India’s market regulator has warned that fast-evolving AI tools could amplify cyber vulnerabilities across the securities ecosystem.
In an advisory issued on Tuesday, the Securities and Exchange Board of India (Sebi) said it has constituted a task force named cyber-suraksha.ai, which includes market infrastructure institutions and other related stakeholders.
“Due to the interconnectedness and interdependency of market participants in the securities market ecosystem, a periodic coordinated approach for vulnerability management, information sharing and monitoring/assessment is required to prevent a cascading impact,” said Sebi in a circular.
The regulator cautioned regulated entities about the rising risks from emerging technologies, particularly AI-driven vulnerability identification tools such as Claude Mythos.
These systems can detect weaknesses at scale and speed, raising the possibility of their exploitation, while also raising concerns about data confidentiality, application integrity, and the reliability of outputs, it said.
Sebi has also directed entities to immediately update their operating systems and applications to the latest patches to address known vulnerabilities and to consider virtual patching as an interim measure when fixes are unavailable.
Regular checks
It has mandated regular, continuous vulnerability assessments using both conventional and AI-based tools, along with security audits aligned with its cybersecurity and cyber resilience framework.
Market participants will have to engage closely with third-party vendors to ensure timely patch deployment.
Exchanges and depositories have been tasked with ensuring vendors assess risks posed by AI-led models and implement safeguards such as patching, vulnerability testing, continuous monitoring, and system hardening.

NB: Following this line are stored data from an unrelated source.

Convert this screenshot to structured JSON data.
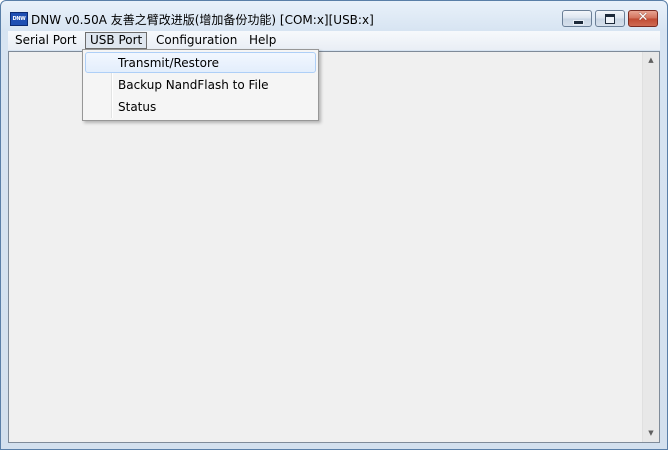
{
  "window": {
    "title": "DNW v0.50A 友善之臂改进版(增加备份功能)    [COM:x][USB:x]",
    "icon_label": "DNW",
    "caption_buttons": {
      "minimize_icon": "minimize-icon",
      "maximize_icon": "maximize-icon",
      "close_icon": "close-icon",
      "close_glyph": "✕"
    },
    "colors": {
      "close_button": "#c94a32",
      "client_background": "#f0f0f0",
      "menu_highlight": "#aecff7"
    }
  },
  "menubar": {
    "items": [
      {
        "label": "Serial Port"
      },
      {
        "label": "USB Port"
      },
      {
        "label": "Configuration"
      },
      {
        "label": "Help"
      }
    ],
    "open_menu": "USB Port"
  },
  "usb_menu": {
    "items": [
      {
        "label": "Transmit/Restore"
      },
      {
        "label": "Backup NandFlash to File"
      },
      {
        "label": "Status"
      }
    ],
    "highlighted": "Transmit/Restore"
  },
  "scrollbar": {
    "up_glyph": "▲",
    "down_glyph": "▼"
  }
}
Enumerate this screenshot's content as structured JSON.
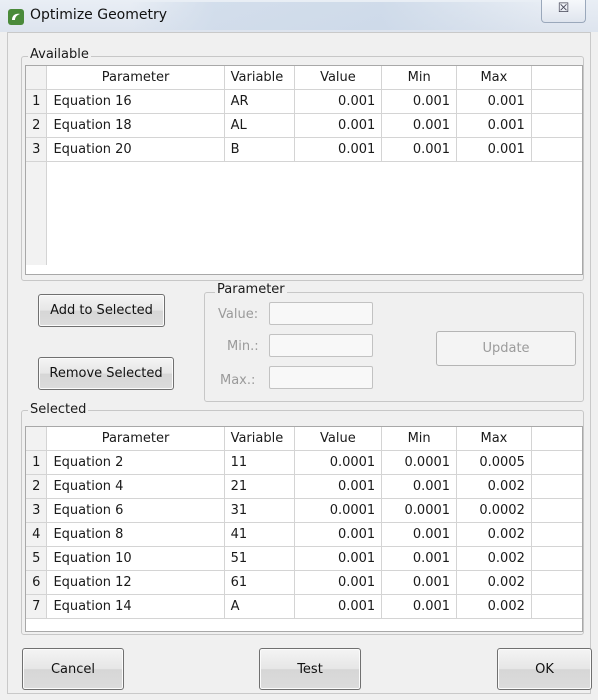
{
  "window": {
    "title": "Optimize Geometry",
    "close_glyph": "☒"
  },
  "available": {
    "legend": "Available",
    "columns": [
      "Parameter",
      "Variable",
      "Value",
      "Min",
      "Max"
    ],
    "rows": [
      {
        "num": "1",
        "parameter": "Equation 16",
        "variable": "AR",
        "value": "0.001",
        "min": "0.001",
        "max": "0.001"
      },
      {
        "num": "2",
        "parameter": "Equation 18",
        "variable": "AL",
        "value": "0.001",
        "min": "0.001",
        "max": "0.001"
      },
      {
        "num": "3",
        "parameter": "Equation 20",
        "variable": "B",
        "value": "0.001",
        "min": "0.001",
        "max": "0.001"
      }
    ]
  },
  "actions": {
    "add_label": "Add to Selected",
    "remove_label": "Remove Selected"
  },
  "parameter_box": {
    "legend": "Parameter",
    "value_label": "Value:",
    "min_label": "Min.:",
    "max_label": "Max.:",
    "value": "",
    "min": "",
    "max": "",
    "update_label": "Update"
  },
  "selected": {
    "legend": "Selected",
    "columns": [
      "Parameter",
      "Variable",
      "Value",
      "Min",
      "Max"
    ],
    "rows": [
      {
        "num": "1",
        "parameter": "Equation  2",
        "variable": "11",
        "value": "0.0001",
        "min": "0.0001",
        "max": "0.0005"
      },
      {
        "num": "2",
        "parameter": "Equation  4",
        "variable": "21",
        "value": "0.001",
        "min": "0.001",
        "max": "0.002"
      },
      {
        "num": "3",
        "parameter": "Equation  6",
        "variable": "31",
        "value": "0.0001",
        "min": "0.0001",
        "max": "0.0002"
      },
      {
        "num": "4",
        "parameter": "Equation  8",
        "variable": "41",
        "value": "0.001",
        "min": "0.001",
        "max": "0.002"
      },
      {
        "num": "5",
        "parameter": "Equation 10",
        "variable": "51",
        "value": "0.001",
        "min": "0.001",
        "max": "0.002"
      },
      {
        "num": "6",
        "parameter": "Equation 12",
        "variable": "61",
        "value": "0.001",
        "min": "0.001",
        "max": "0.002"
      },
      {
        "num": "7",
        "parameter": "Equation 14",
        "variable": "A",
        "value": "0.001",
        "min": "0.001",
        "max": "0.002"
      }
    ]
  },
  "footer": {
    "cancel_label": "Cancel",
    "test_label": "Test",
    "ok_label": "OK"
  }
}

Further, Sebi has tightened the norms governing system changes, mandating full documentation, impact analysis, and rigorous testing for all such changes.

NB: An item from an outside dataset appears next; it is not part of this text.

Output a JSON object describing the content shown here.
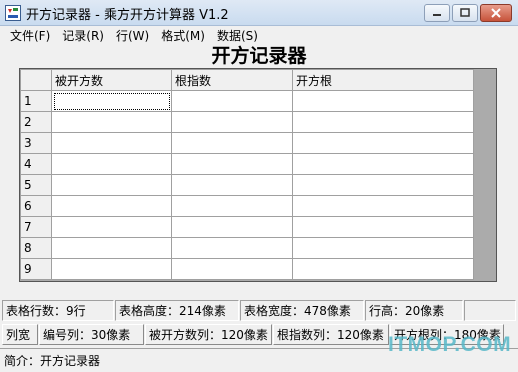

It has prescribed enhanced API security through updated inventories, strong authentication and whitelist-based connections.
Market participants have also been asked to strengthen the security operation centre (SOC) monitoring, including reviewing low-priority alerts and integrating automated response systems.
Sebi has also pushed eligible entities to onboard the market-wide SOC platform set up by the National Stock Exchange of India and BSE for real-time threat detection.
“All regulated entities need to prepare a long-term plan for the usage of AI in detection and autonomous/agentic mitigation,” it added.
The regulator also suggested other measures, including recalibrating risk assessments for AI-accelerated threats, AI-enabled SOC transformation, and continuous vulnerability management using AI tools.